The fact that this solution is so easy and effective should be enough to convince anyone that trusting a TRNG on the sole basis that it passes NIST800-22 (or any other black-box test) is foolish.
A much better option from the standpoint of cryptographic security is to use a long LFSR scrambler, and remove it's initial output, and decimate it's output (e.g. keep one bit out of two). An even better option is to use a CSPRNG instead of the LFSR for the conditioning.
A serious problem with NIST800-22 and other statistical tests for TRNGs is that they are so stringent that very few unconditioned sources can pass them. It's thus tempting to heavily post-condition sources, but then the test looses significance unless the cryptographic soundness of the post-conditioning is taken into account, which tests based on the output alone can not.
Independently, NIST800-22 do not test critical aspects of TRNGs:
- Tendency to output the same thing at each cold reset.
- Sensitivity to external conditions, like temperature, power supply voltage, adversarially applied stimulation (power variation, EMI) to get some internals in sync.
- Presence and effectiveness of fail-safe mechanisms such that the TRNG signals it's failure rather than have unsafe output.
In summary, no observation based on NIST800-22 (or any other statistical test) can ever be enough to conclude that a TRNG can be safely used in a cryptographic context (some knowledge of the TRNG design is required, as well as knowledge of how the samples tested have been obtained). The best we can hope to conclude is that the TRNG doesn't require improvement to pass tests of randomness.
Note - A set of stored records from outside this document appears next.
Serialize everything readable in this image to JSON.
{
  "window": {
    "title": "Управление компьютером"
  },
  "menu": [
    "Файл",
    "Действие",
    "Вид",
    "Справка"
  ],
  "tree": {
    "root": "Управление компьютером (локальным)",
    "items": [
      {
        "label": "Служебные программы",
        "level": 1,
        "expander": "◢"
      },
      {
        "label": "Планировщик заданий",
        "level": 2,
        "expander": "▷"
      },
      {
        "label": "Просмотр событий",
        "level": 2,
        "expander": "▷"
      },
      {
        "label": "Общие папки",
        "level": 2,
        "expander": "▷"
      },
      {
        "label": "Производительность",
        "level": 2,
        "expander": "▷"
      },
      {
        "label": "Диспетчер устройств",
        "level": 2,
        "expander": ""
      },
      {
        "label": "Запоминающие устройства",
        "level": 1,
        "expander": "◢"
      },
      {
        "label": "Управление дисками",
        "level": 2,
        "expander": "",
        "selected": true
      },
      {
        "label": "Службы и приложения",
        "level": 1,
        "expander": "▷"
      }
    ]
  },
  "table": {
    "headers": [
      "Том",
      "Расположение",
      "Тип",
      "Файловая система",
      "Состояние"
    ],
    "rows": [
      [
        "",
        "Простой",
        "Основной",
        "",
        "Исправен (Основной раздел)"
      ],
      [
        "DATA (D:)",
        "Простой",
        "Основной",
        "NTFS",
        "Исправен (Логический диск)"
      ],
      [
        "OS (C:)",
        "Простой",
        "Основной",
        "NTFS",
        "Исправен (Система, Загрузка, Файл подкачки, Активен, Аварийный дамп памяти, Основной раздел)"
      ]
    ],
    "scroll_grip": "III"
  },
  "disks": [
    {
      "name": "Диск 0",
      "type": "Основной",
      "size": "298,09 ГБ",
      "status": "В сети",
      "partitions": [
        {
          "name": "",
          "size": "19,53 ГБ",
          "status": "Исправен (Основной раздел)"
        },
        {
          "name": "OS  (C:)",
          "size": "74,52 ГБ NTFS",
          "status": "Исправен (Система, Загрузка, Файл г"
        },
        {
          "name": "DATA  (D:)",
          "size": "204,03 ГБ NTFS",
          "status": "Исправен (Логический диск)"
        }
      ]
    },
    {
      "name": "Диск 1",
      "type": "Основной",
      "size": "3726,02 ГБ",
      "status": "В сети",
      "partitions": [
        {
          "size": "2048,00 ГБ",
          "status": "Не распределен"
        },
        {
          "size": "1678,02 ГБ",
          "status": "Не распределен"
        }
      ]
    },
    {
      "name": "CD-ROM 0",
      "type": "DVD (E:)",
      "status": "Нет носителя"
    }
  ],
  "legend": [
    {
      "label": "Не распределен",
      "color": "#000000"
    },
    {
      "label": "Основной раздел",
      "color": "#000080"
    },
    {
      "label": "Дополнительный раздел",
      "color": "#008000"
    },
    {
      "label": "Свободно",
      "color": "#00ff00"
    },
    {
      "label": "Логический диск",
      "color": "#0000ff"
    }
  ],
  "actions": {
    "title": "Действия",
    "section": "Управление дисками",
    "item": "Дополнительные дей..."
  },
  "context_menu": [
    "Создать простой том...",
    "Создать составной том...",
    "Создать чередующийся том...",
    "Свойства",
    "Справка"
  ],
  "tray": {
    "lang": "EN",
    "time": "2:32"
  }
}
† At least $14$ tests failed (because $12/13 ≈ 0.923$ would have been rounded to 90/100); and at least $92.5\%$ of the failed tests are Nonoverlapping test. There are $15$ kinds of tests. By design, they have approximately the same failure rate of $1\%$ for truly random data. If $i\ge8$ kinds have been implemented, and an equal number of tests of each kind was run, there is an anomaly: the probability that among at least $14$ independent draws uniformly among $i$ values, at least $92.5\%$ are the same, is maximal for $14$ draws, in which case that probability is $p=i^{-11}(1+i^{-2})$. If the tests are run on the same data (which is common) NIST800-22 test failures are correlated, and that makes $p$ even lower. We thus conclude with overwhelming confidence (probability of the contrary less than one in billions for $i=8$) that it was not correctly tested a good TRNG.